Medicina (Kaunas). 2024 Jul 31;60(8):1243. doi: 10.3390/medicina60081243.
Inflammatory bowel disease (IBD), which includes Crohn's disease (CD) and ulcerative colitis (UC), often necessitates long-term treatment and hospitalizations and also may require surgery. The ( rs3197999 polymorphism is strongly associated with the risk of IBD but its exact clinical correlates remain under investigation. We aimed to characterize the relationships between the rs3197999 genotype and the clinical characteristics in children and adolescents with IBD within a multi-center cross-sectional study. Clinical data included serum C-reactive protein (CRP), albumin, activity indices (PUCAI, PCDAI), anthropometric data, pharmacotherapy details, surgery, and disease severity. Genotyping for rs3197999 was carried out using TaqMan hydrolysis probes. The study included 367 pediatric patients, 197 with Crohn's disease (CD) (40.6% female; a median age of 15.2 years [interquartile range 13.2-17.0]) and 170 with ulcerative colitis (UC) (45.8% female; a median age of 15.1 years [11.6-16.8]). No significant relationships were found between genotypes and age upon first biologic use, time from diagnosis to biological therapy introduction, PUCAI, PCDAI, or hospitalizations for IBD flares. However, in IBD, the height Z-score at the worst flare was negatively associated with the CC genotype ( = 0.016; CC: -0.4 [-1.2-0.4], CT: -0.1 [-0.7-0.8], TT: 0.0 [-1.2-0.7)]). The TT genotype was associated with higher C-reactive protein upon diagnosis ( = 0.023; CC: 4.3 mg/dL [0.7-21.8], CT 5.3 mg/dL [1.3-17.9], TT 12.2 mg/dL [3.0-32.9]). This study identified links between rs3197999 and the clinical characteristics of pediatric IBD: height Z-score and CRP. Further studies of the associations between genetics and the course of IBD are still warranted, with a focus on more extensive phenotyping.

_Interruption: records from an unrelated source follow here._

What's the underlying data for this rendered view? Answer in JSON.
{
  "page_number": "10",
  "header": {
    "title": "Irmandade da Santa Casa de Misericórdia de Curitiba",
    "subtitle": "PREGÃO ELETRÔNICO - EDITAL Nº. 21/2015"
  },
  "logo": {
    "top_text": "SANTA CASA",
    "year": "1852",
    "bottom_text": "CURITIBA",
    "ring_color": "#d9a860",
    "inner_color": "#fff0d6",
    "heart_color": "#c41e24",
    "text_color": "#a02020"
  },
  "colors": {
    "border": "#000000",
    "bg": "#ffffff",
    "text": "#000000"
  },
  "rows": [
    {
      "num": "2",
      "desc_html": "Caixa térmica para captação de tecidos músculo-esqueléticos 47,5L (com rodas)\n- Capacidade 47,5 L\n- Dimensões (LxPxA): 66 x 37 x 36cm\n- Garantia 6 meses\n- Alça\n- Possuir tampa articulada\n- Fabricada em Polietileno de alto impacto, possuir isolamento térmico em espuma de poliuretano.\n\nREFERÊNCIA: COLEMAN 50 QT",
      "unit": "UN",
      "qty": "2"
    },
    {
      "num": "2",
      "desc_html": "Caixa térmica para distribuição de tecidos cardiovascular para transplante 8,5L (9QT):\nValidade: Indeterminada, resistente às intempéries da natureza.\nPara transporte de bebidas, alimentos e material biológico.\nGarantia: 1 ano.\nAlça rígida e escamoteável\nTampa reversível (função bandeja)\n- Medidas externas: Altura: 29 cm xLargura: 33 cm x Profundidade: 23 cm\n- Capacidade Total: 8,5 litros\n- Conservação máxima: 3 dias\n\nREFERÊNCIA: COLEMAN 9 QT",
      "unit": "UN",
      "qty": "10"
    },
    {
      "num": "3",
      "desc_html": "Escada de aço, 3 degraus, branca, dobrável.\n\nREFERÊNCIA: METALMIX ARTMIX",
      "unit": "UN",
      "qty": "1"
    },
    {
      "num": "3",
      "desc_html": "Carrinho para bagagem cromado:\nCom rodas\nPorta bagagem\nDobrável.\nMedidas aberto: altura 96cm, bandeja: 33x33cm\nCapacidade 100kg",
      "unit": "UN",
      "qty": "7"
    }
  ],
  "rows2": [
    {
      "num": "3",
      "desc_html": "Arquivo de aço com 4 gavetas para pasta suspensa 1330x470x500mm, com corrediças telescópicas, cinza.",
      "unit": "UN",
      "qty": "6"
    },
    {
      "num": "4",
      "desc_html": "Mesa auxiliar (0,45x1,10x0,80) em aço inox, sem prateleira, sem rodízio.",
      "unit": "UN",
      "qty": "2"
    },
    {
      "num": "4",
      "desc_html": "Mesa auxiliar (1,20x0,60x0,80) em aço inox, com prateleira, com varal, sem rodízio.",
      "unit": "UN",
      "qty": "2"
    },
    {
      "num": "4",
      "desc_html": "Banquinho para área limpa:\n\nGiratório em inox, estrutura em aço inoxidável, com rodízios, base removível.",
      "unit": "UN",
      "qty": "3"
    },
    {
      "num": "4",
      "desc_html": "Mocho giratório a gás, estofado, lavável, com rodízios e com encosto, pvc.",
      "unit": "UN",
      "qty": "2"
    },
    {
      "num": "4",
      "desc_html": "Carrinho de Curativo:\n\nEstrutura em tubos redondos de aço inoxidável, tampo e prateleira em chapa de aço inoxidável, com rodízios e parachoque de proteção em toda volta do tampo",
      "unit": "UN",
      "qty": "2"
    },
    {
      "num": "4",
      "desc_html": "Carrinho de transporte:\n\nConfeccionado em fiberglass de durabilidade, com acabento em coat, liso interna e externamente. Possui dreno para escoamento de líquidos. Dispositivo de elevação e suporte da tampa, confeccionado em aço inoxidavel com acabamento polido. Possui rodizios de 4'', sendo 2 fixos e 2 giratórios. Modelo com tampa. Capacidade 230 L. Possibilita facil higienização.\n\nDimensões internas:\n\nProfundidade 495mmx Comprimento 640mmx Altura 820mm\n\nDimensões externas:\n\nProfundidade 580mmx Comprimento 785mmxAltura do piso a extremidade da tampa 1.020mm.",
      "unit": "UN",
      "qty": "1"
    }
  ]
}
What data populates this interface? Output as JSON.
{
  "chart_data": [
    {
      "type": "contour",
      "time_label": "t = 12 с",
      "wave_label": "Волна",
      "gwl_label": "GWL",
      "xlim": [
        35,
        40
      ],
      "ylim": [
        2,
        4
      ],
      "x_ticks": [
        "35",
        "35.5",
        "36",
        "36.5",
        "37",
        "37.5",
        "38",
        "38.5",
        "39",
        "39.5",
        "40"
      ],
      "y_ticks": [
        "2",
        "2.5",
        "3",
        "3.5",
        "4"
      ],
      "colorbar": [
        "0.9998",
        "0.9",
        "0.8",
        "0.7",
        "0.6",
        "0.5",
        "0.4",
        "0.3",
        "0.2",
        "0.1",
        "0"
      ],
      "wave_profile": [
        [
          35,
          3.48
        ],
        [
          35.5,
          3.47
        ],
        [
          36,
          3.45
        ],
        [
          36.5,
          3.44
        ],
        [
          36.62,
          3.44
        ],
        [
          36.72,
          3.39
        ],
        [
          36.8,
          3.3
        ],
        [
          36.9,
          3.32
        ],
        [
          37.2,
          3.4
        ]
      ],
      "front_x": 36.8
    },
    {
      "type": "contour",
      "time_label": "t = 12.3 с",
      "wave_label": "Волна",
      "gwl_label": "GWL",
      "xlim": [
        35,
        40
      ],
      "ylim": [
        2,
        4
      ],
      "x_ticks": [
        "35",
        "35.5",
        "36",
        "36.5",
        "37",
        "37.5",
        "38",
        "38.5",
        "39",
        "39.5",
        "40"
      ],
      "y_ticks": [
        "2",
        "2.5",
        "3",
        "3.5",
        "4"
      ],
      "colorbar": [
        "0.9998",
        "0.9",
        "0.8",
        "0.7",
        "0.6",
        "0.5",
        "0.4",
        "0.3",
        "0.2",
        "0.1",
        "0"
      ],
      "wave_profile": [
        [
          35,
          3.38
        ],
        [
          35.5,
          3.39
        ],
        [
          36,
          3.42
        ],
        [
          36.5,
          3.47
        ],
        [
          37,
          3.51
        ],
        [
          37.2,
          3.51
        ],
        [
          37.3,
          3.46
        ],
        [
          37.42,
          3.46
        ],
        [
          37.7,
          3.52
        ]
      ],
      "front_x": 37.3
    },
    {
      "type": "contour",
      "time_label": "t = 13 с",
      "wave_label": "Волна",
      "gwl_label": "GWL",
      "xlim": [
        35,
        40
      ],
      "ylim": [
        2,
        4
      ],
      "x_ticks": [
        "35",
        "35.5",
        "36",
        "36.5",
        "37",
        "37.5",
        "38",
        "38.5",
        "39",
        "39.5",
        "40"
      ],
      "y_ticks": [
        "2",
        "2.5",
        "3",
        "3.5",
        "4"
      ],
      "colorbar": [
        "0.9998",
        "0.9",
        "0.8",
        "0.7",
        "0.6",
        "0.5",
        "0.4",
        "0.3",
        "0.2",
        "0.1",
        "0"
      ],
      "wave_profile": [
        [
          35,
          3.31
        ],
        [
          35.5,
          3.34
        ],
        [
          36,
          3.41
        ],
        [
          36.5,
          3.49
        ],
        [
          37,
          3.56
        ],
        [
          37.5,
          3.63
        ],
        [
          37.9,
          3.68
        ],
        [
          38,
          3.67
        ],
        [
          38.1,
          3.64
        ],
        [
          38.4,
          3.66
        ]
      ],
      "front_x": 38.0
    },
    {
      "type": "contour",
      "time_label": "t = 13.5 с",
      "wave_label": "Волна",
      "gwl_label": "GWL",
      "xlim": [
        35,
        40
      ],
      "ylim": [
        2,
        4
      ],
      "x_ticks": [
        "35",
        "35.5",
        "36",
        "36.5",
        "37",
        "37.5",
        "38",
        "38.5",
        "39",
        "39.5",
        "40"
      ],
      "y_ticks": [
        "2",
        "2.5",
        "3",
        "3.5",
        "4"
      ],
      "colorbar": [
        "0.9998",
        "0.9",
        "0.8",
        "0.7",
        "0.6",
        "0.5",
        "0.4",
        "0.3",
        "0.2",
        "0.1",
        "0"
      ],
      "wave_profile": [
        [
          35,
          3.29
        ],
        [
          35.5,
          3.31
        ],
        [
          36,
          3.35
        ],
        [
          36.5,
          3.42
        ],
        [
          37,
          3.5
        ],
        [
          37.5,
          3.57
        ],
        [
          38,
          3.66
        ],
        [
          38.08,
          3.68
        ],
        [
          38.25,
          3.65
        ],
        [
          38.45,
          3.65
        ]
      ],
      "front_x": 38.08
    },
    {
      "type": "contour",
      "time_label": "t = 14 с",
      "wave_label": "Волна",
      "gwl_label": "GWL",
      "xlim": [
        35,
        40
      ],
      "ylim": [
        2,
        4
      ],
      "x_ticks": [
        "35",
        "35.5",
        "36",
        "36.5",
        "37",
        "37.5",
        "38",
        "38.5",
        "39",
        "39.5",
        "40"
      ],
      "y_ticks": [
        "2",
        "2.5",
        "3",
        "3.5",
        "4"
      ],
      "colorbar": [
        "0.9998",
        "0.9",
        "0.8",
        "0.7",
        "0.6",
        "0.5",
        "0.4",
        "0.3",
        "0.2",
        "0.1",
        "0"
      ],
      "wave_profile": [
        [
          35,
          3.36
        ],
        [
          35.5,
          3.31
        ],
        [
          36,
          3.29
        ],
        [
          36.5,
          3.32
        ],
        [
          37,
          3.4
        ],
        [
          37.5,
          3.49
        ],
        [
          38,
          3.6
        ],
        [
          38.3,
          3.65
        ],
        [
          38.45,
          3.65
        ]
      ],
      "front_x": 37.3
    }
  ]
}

炎症性肠病(IBD)包括克罗恩病(CD)和溃疡性结肠炎(UC),通常需要长期治疗和住院治疗,并且可能需要手术。rs3197999 多态性与 IBD 的风险密切相关,但确切的临床相关性仍在研究中。我们旨在通过一项多中心横断面研究,描述 rs3197999 基因型与儿童和青少年 IBD 临床特征之间的关系。临床数据包括血清 C 反应蛋白(CRP)、白蛋白、活动指数(PUCAI、PCDAI)、人体测量数据、药物治疗细节、手术和疾病严重程度。rs3197999 基因分型采用 TaqMan 水解探针法进行。该研究纳入了 367 名儿科患者,其中 197 名患有克罗恩病(CD)(40.6%为女性;中位年龄为 15.2 岁[四分位间距 13.2-17.0]),170 名患有溃疡性结肠炎(UC)(45.8%为女性;中位年龄为 15.1 岁[11.6-16.8])。首次使用生物制剂时的年龄、从诊断到生物治疗开始的时间、PUCAI、PCDAI 或 IBD 发作住院次数与基因型之间无显著相关性。然而,在 IBD 中,病情最严重时的身高 Z 评分与 CC 基因型呈负相关( = 0.016;CC:-0.4[-1.2-0.4],CT:-0.1[-0.7-0.8],TT:0.0[-1.2-0.7])。TT 基因型与诊断时的 CRP 升高相关( = 0.023;CC:4.3mg/dL[0.7-21.8],CT 5.3mg/dL[1.3-17.9],TT 12.2mg/dL[3.0-32.9])。本研究确定了 rs3197999 与儿科 IBD 临床特征之间的联系:身高 Z 评分和 CRP。需要进一步研究遗传与 IBD 病程之间的关系,重点是更广泛的表型分析。